Photo: Camellia Ibrahim

View the Governor’s letter below for his reasons why he wouldn’t sign HB 658a.

The letter is worth a read. In it, the Governor addresses every concern IWF and law enforcement raised made throughout this bill’s journey. Here are some main points:

  • The Governor agreed with every testimony from proponents and opponents that the current trespass laws need fixing

  • There are still many legal and practical concerns with the verbiage of the bill

  • Innocent behavior, like mowing a foot onto your neighbors’ grass, can result in $500 fine

  • This “renewal of neighborly ways” will have a “chilling effect on recreationists, sportsmen”, and ironically even neighbors who don’t want to subject themselves to strict trespass laws

  • Even the Governor was refused input on the bill

You have to ask yourself, why? Why was there refusal to work together to create a good trespass bill that didn’t have all these negative aspects? The bill didn’t need any of the negative parts to ensure the good parts made it through. Every testimony was in favor of helping landowners. Despite any “laudable intent” of the bill, the unwillingness to collaborate resulted in a bill that law enforcement says may actually weaken trespass enforcement, and definitely affects recreation negatively. It was a poor lawmaking process.
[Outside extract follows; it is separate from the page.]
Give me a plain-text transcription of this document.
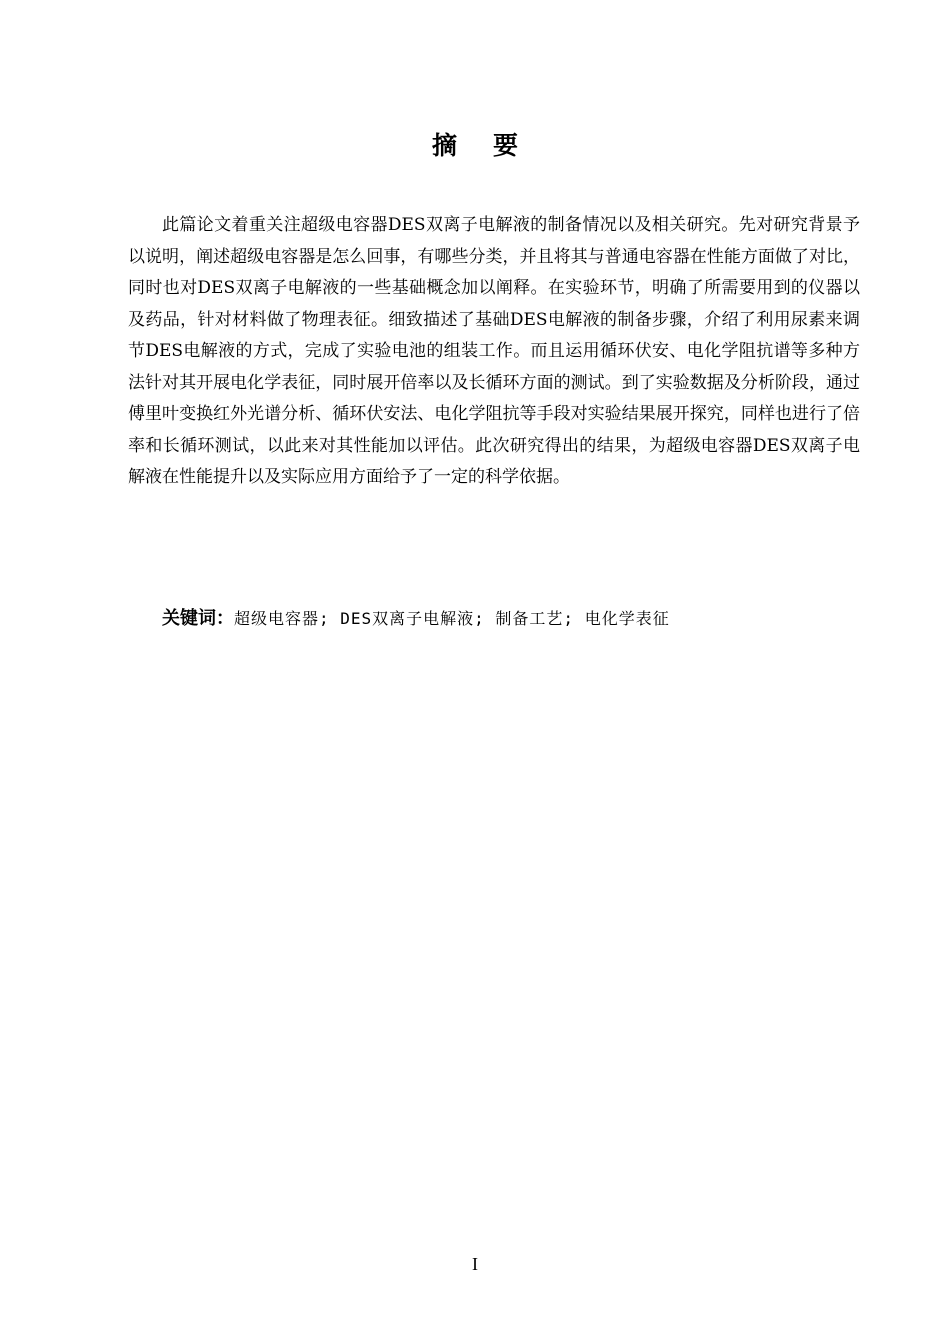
摘要

此篇论文着重关注超级电容器DES双离子电解液的制备情况以及相关研究。先对研究背景予以说明，阐述超级电容器是怎么回事，有哪些分类，并且将其与普通电容器在性能方面做了对比，同时也对DES双离子电解液的一些基础概念加以阐释。在实验环节，明确了所需要用到的仪器以及药品，针对材料做了物理表征。细致描述了基础DES电解液的制备步骤，介绍了利用尿素来调节DES电解液的方式，完成了实验电池的组装工作。而且运用循环伏安、电化学阻抗谱等多种方法针对其开展电化学表征，同时展开倍率以及长循环方面的测试。到了实验数据及分析阶段，通过傅里叶变换红外光谱分析、循环伏安法、电化学阻抗等手段对实验结果展开探究，同样也进行了倍率和长循环测试，以此来对其性能加以评估。此次研究得出的结果，为超级电容器DES双离子电解液在性能提升以及实际应用方面给予了一定的科学依据。

关键词：超级电容器; DES双离子电解液; 制备工艺; 电化学表征

I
So what does this all mean? On the bright side sportsmen ensured that Amended HB 658 looks drastically different from its original version, HB 536. For instance, oral permission will suffice for land entry rather than official, state-produced permission slips. “Conspicuous” posting requirements are far better than none (though this language may actually make trespass harder to enforce). These changes signify the growing influence of an organized sportsmen coalition in the statehouse. So, without input from sportsmen, we would have had a very different, much worse law.
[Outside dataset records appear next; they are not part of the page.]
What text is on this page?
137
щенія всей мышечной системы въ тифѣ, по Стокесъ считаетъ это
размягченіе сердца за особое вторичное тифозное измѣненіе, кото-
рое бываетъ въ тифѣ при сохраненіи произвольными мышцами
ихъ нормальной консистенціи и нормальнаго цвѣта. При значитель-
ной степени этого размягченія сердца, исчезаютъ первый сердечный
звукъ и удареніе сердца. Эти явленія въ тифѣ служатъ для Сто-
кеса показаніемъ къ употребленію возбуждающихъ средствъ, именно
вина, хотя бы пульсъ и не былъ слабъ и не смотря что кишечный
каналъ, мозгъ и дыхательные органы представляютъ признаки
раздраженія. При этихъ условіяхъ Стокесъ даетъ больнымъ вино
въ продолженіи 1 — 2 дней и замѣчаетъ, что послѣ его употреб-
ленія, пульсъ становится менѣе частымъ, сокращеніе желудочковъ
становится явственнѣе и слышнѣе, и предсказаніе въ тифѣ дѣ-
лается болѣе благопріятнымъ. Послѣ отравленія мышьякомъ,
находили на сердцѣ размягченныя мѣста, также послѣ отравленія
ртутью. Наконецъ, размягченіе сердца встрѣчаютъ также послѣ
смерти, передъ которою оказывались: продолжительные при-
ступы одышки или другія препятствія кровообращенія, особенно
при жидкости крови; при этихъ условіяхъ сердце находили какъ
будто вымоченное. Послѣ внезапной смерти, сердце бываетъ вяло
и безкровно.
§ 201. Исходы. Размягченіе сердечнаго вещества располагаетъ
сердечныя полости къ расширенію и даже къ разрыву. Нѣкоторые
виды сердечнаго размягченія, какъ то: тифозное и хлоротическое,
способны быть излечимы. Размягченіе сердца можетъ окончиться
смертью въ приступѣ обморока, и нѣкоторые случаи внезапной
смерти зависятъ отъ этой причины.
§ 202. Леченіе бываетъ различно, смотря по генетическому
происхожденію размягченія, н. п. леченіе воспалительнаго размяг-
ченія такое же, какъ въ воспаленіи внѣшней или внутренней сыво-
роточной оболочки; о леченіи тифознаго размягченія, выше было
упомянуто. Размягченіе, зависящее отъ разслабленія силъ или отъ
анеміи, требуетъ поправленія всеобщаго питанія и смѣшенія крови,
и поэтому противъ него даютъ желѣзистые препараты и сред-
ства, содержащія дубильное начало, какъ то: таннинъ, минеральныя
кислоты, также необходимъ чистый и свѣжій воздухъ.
Unfortunately with the passing of this law a hunter can still be sued for trespass, found innocent, and still need to pay for his/her legal defense.  A young hunter can unknowingly cross a property line to retrieve a pheasant, and if the police are called, the law mandates that an arrest be made or at least a criminal charge be brought against the kid for the crime of trespass.

On a different but interesting note, IWF proposed a bill this legislative session to increase punishment and provide a civil remedy to better disincentivize those who mark public land as private and physically obstruct access on public roads and other right-of-ways. Our argument was similar to Rep. Boyle’s when she argued for HB 536, essentially, “people are getting away with it because the punishment isn’t strong enough.” There are documented cases of roads illegally blocking access to public lands, yet the guilty go unpunished. Our bill was shot down. As Governor Otter says in his letter, “Along with our reverence for private property, Idahoans love the freedom and opportunity that ready access to our public lands provides. We should not signal in our public policy that doing more to protect [private property] means doing less to protect [access to public lands].” If the legislature believes in this, then next year perhaps we protect public access as much as we protect private property.

Either way, remember to respect private property. Always ask for permission to hunt.